Meta começa a desfazer aquisição de US$ 2 bilhões da Manus após veto de Pequim


A Meta começou a desmantelar sua aquisição de US$ 2 bilhões da startup chinesa de IA Manus, cortando o acesso da empresa aos sistemas internos e interrompendo o compartilhamento de dados entre as duas entidades. A medida, reportada pela Bloomberg, é o passo mais concreto rumo ao cumprimento de uma ordem de desinvestimento emitida por Pequim há cerca de dois meses.
Contexto da aquisição
A Manus ganhou notoriedade com uma demonstração viral de agente de IA e realocou sua equipe para Singapura em meados de 2025. A Meta anunciou a aquisição bilionária em dezembro de 2025, no que seria uma das maiores saídas do ecossistema chinês de IA.

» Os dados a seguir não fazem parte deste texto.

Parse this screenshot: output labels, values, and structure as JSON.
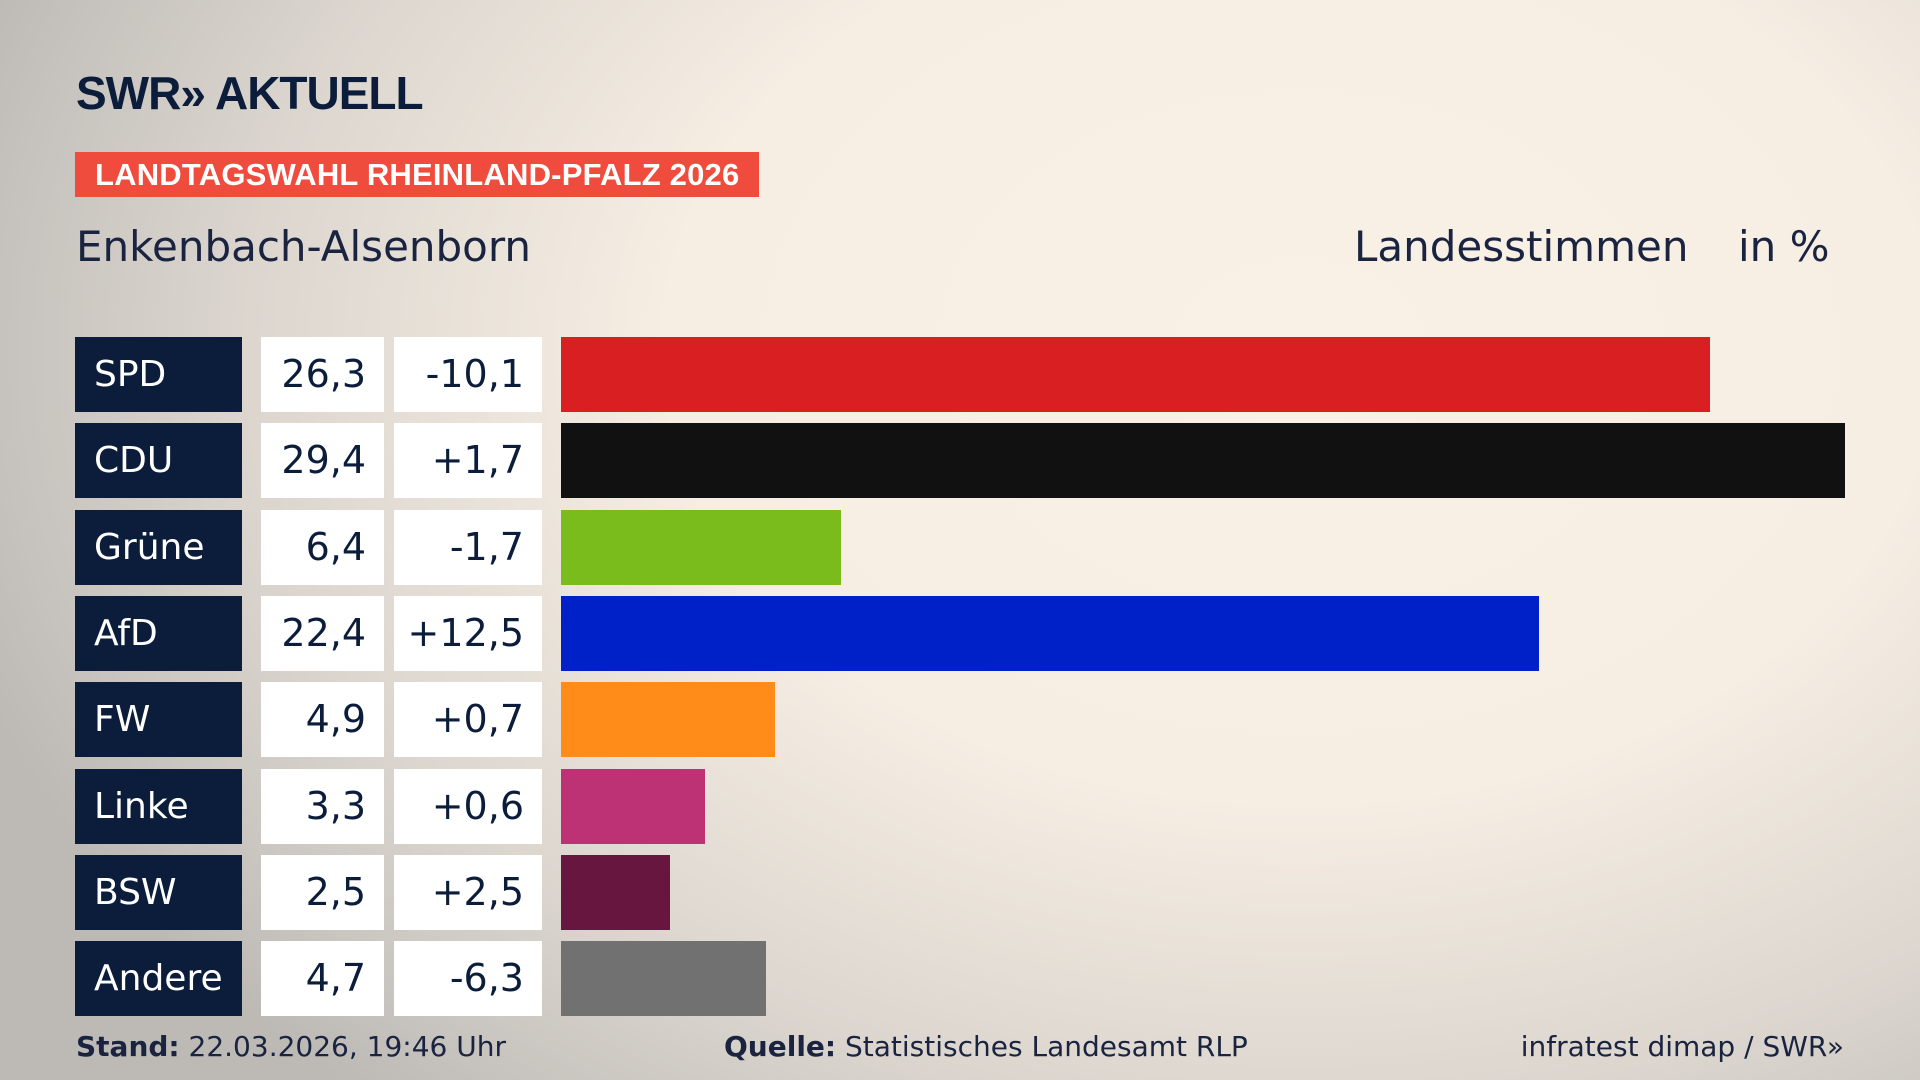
{
  "logo": "SWR» AKTUELL",
  "banner": "LANDTAGSWAHL RHEINLAND-PFALZ 2026",
  "region": "Enkenbach-Alsenborn",
  "metric": "Landesstimmen",
  "unit": "in %",
  "chart_data": {
    "type": "bar",
    "orientation": "horizontal",
    "categories": [
      "SPD",
      "CDU",
      "Grüne",
      "AfD",
      "FW",
      "Linke",
      "BSW",
      "Andere"
    ],
    "values": [
      26.3,
      29.4,
      6.4,
      22.4,
      4.9,
      3.3,
      2.5,
      4.7
    ],
    "value_labels": [
      "26,3",
      "29,4",
      "6,4",
      "22,4",
      "4,9",
      "3,3",
      "2,5",
      "4,7"
    ],
    "diff_labels": [
      "-10,1",
      "+1,7",
      "-1,7",
      "+12,5",
      "+0,7",
      "+0,6",
      "+2,5",
      "-6,3"
    ],
    "colors": [
      "#d91f21",
      "#111111",
      "#79bc1c",
      "#0020c8",
      "#ff8c19",
      "#bd3274",
      "#67173f",
      "#717171"
    ],
    "xlim": [
      0,
      29.4
    ]
  },
  "footer": {
    "stand_label": "Stand:",
    "stand_value": "22.03.2026, 19:46 Uhr",
    "source_label": "Quelle:",
    "source_value": "Statistisches Landesamt RLP",
    "credit": "infratest dimap / SWR»"
  }
}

No entanto, reguladores chineses começaram a investigar o negócio, citando possíveis violações de controles de exportação de tecnologia e regras de investimento estrangeiro. Em abril de 2026, Pequim vetou formalmente a aquisição após uma investigação de meses, por motivos de segurança nacional.
Processo de desinvestimento
Os cofundadores da Manus já iniciaram conversas preliminares para levantar aproximadamente US$ 1 bilhão de investidores externos para recomprar a startup da Meta. Essa manobra poderia viabilizar uma estrutura de joint venture chinesa e eventual listagem na bolsa de Hong Kong, onde IPOs de IA têm crescido significativamente.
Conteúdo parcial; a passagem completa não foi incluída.